I lay still another night wrapped in my thoughts. Though the men had said that my family was no more, still I would not believe it How could they be so sure? I would never cease to hope, since I had learned how difficult it was to die. To me their nobility, their trust in God, their character were more impressive than the grandeur of the night. God would not fail them.
But we were separated. That was certainty. Somewhere I would be deposited to face an indifferent world, a world that would not bend its knee to me. I must suppress my identity and make a new life, all alone. God knows how I missed them all. I lay there, one minute hoping, then despairing. I felt close to them in a world which was not theirs nor mine. The woman continued her care of me; I was suspended between two worlds belonging neither to this one nor the one to come. The idea crossed my mind several times that suicide was an easy escape from my misery, but my strong faith based on years of prayer would not permit this lack of will power.
Soon my cold faded away and once more the woman had me climbing the ladder. This time she stood on a chair, put both hands under my arms and lifted me up the few rungs through the trap door. In a few moments I was again in the presence of the same two men.

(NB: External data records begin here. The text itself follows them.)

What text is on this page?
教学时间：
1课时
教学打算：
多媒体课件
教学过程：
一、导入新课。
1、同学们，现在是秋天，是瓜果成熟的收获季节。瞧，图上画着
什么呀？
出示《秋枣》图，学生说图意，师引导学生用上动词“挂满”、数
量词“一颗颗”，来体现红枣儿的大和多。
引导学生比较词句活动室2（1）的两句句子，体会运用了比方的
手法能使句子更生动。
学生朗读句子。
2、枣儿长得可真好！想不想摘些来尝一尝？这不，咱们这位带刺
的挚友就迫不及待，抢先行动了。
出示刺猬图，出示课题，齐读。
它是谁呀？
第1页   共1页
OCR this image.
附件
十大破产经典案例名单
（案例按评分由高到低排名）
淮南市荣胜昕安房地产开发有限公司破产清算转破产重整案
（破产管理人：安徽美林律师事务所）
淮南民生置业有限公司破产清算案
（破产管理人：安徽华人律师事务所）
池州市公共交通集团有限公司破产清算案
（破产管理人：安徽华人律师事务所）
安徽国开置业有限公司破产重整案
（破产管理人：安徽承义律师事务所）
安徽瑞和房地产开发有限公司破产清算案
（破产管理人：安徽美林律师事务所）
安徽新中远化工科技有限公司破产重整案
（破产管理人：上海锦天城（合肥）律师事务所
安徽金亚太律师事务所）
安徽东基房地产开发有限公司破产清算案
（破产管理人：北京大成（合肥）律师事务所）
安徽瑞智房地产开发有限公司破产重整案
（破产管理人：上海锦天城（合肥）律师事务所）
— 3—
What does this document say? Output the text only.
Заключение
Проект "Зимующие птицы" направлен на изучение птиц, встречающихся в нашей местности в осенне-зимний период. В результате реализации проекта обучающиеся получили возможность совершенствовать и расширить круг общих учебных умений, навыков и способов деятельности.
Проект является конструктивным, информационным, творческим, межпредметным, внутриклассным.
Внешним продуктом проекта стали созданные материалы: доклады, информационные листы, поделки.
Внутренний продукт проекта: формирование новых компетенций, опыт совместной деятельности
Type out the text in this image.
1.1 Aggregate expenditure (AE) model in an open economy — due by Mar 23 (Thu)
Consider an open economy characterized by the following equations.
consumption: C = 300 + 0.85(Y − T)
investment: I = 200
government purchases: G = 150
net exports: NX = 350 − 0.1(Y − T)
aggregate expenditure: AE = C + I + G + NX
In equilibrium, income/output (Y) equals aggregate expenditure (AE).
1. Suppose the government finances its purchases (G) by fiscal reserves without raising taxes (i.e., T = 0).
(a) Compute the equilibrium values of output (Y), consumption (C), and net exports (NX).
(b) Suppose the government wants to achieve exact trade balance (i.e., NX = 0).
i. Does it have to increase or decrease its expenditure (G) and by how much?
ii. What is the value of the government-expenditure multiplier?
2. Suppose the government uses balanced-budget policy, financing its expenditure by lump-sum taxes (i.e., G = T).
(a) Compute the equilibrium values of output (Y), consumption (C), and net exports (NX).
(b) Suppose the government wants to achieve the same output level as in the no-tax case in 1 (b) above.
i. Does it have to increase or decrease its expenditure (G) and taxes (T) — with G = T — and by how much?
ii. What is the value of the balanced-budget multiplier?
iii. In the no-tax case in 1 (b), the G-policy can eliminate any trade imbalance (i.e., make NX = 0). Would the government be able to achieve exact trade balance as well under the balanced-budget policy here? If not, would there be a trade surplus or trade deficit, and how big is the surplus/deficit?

As before, the only light came from the candle on the table. The windows had the same heavy coverings. I almost said, “Good evening,” but remembered not to, just in time. With no preliminaries the spokesman started immediately.
“We are very much interested in straightening out a few things,” he said. “We want to ask you some questions.”
I was all fear. At Tobolsk, at Ekaterinburg, questions meant traps. Surging through me, I remembered my Mother’s advice: “Answer courteously but give no information.”
“Were they unkind to you in Tobolsk?”
I wanted to tell the truth. In spite of my impaired speech, they wanted me to answer their questions.